Former Secretary of State Hillary Clinton has yet to explain why she used a personal email account during her entire tenure at State (2009-2013) instead of using an official government email account. On the face of it, this makes no sense and calls in to question her judgment. Putting aside whether she complied with regulations, a private email server does not have the same level of security against hackers that a government-managed server does.
The Russians, Chinese and Iranians very likely could have gotten access to Secretary Clinton's email traffic. And there was plenty of traffic, especially considering the 55,000 pages of emails she turned over to the State Department are only a portion of those she wrote while in office.
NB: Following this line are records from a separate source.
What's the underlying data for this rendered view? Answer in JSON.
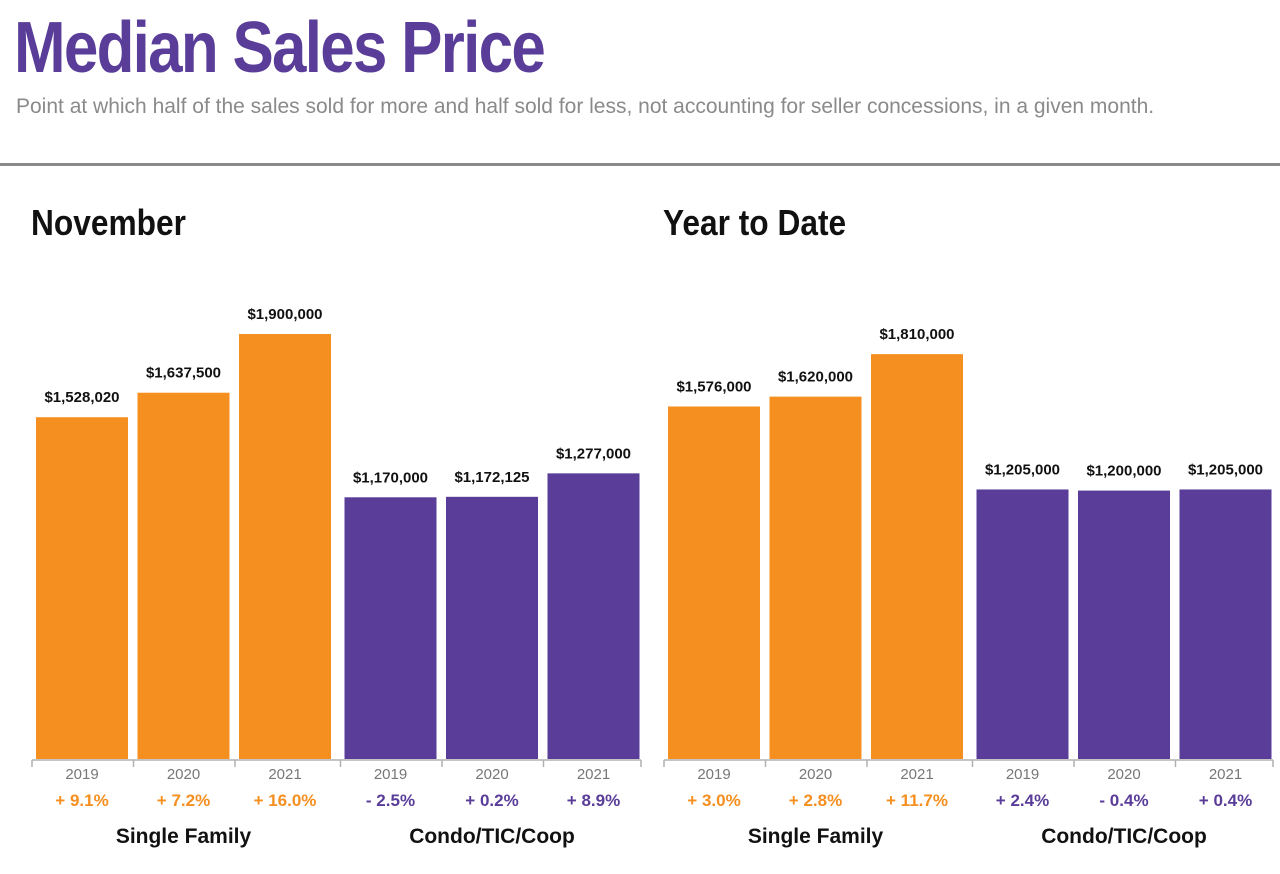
{
  "header": {
    "title": "Median Sales Price",
    "subtitle": "Point at which half of the sales sold for more and half sold for less, not accounting for seller concessions, in a given month."
  },
  "colors": {
    "single_family": "#f58f20",
    "condo": "#5a3d99",
    "title": "#5a3d99"
  },
  "chart_data": [
    {
      "type": "bar",
      "title": "November",
      "ylim": [
        0,
        2000000
      ],
      "groups": [
        {
          "name": "Single Family",
          "color_key": "single_family",
          "categories": [
            "2019",
            "2020",
            "2021"
          ],
          "values": [
            1528020,
            1637500,
            1900000
          ],
          "value_labels": [
            "$1,528,020",
            "$1,637,500",
            "$1,900,000"
          ],
          "changes": [
            "+ 9.1%",
            "+ 7.2%",
            "+ 16.0%"
          ]
        },
        {
          "name": "Condo/TIC/Coop",
          "color_key": "condo",
          "categories": [
            "2019",
            "2020",
            "2021"
          ],
          "values": [
            1170000,
            1172125,
            1277000
          ],
          "value_labels": [
            "$1,170,000",
            "$1,172,125",
            "$1,277,000"
          ],
          "changes": [
            "- 2.5%",
            "+ 0.2%",
            "+ 8.9%"
          ]
        }
      ]
    },
    {
      "type": "bar",
      "title": "Year to Date",
      "ylim": [
        0,
        2000000
      ],
      "groups": [
        {
          "name": "Single Family",
          "color_key": "single_family",
          "categories": [
            "2019",
            "2020",
            "2021"
          ],
          "values": [
            1576000,
            1620000,
            1810000
          ],
          "value_labels": [
            "$1,576,000",
            "$1,620,000",
            "$1,810,000"
          ],
          "changes": [
            "+ 3.0%",
            "+ 2.8%",
            "+ 11.7%"
          ]
        },
        {
          "name": "Condo/TIC/Coop",
          "color_key": "condo",
          "categories": [
            "2019",
            "2020",
            "2021"
          ],
          "values": [
            1205000,
            1200000,
            1205000
          ],
          "value_labels": [
            "$1,205,000",
            "$1,200,000",
            "$1,205,000"
          ],
          "changes": [
            "+ 2.4%",
            "- 0.4%",
            "+ 0.4%"
          ]
        }
      ]
    }
  ]
}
While Clinton has not talked about the controversy, her aides are fighting back by attacking the media. Her supporters also point out that she complied with the regulations (maybe), and that former Secretary of State Colin Powell also used a private email account. But that was five years earlier, when the State Department system wasn't as robust and there were no regulations in place.
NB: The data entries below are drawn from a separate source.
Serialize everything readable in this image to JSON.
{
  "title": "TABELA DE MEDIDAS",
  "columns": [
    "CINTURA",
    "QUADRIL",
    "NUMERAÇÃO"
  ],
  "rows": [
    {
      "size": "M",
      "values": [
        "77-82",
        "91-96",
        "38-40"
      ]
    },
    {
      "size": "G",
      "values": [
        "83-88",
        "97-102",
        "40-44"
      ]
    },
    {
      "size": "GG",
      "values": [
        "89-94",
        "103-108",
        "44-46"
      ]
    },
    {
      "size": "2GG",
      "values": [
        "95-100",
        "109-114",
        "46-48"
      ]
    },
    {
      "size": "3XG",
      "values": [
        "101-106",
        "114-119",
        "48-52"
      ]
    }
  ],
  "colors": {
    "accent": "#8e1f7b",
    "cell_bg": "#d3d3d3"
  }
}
Leading Democrats are pressing for an explanation. Sen. Diane Feinstein, D-CA, said on NBC's Meet the Press, "From this point on... the silence is going to hurt her... She is the leading candidate, whether it be Republican or Democrat, to be the next president." Republicans have seized the issue with gusto. Rep. Trey Gowdy, R-SC, is chairman for the House Select Committee on Benghazi. He told CBS's Face the Nation, his committee doesn't have all of Clinton's emails. "It's not up to Secretary Clinton to decide what is a public record and what is not," he said, adding: "I don't want everything. I just want everything related to Libya and Benghazi."
President Barack Obama, in an interview about the 50th anniversary of the historic march in Selma, Alabama, had to address the subject in an interview with CBS News. He said the policy of his administration was to encourage transparency. "My emails, the Blackberry I carry around, all those records are available and archived," Mr. Obama said. "I'm glad that Hillary's instructed that those emails about official business need to be disclosed." President Obama was referring to a post on Twitter by Clinton Wednesday night in which she wrote, "I want the public to see my email. I asked State to release them. They said they will review them for release as soon as possible." Really, that's it? How long will it take for State to sift through 55,000 pages of email?
Secretary Clinton's email-capade has opened up speculation as to her motive. The conservative National Journal reasons, "its greatest relevancy is what the emails might reveal about any nexus between Clinton's work at State and donations to the Bill, Hillary & Chelsea Clinton Foundation from U.S. corporations and foreign nations." Did the ultimate power couple leverage their positions of power for donations? Even Saturday Night Live got into the act. Cast member Kate McKinnon, doing an impression of Clinton, said, "Those emails are clean as a whistle. This is not how Hillary Clinton goes down."
Senator Chuck Schumer found himself defending Secretary Clinton on CBS's Face the Nation. "The bottom line is she's a national figure, a potential presidential candidate. People are going to shoot at her," he said calling it a "slight bump in the road six months from now."
Hillary Clinton is rumored to be putting her campaign team together, and she may announce her intention to run for president sooner rather than later. However, her handling of the controversy over her use of private emails while at the State Department has exposed one of her great weaknesses: transparency. This may well be her Achilles heel.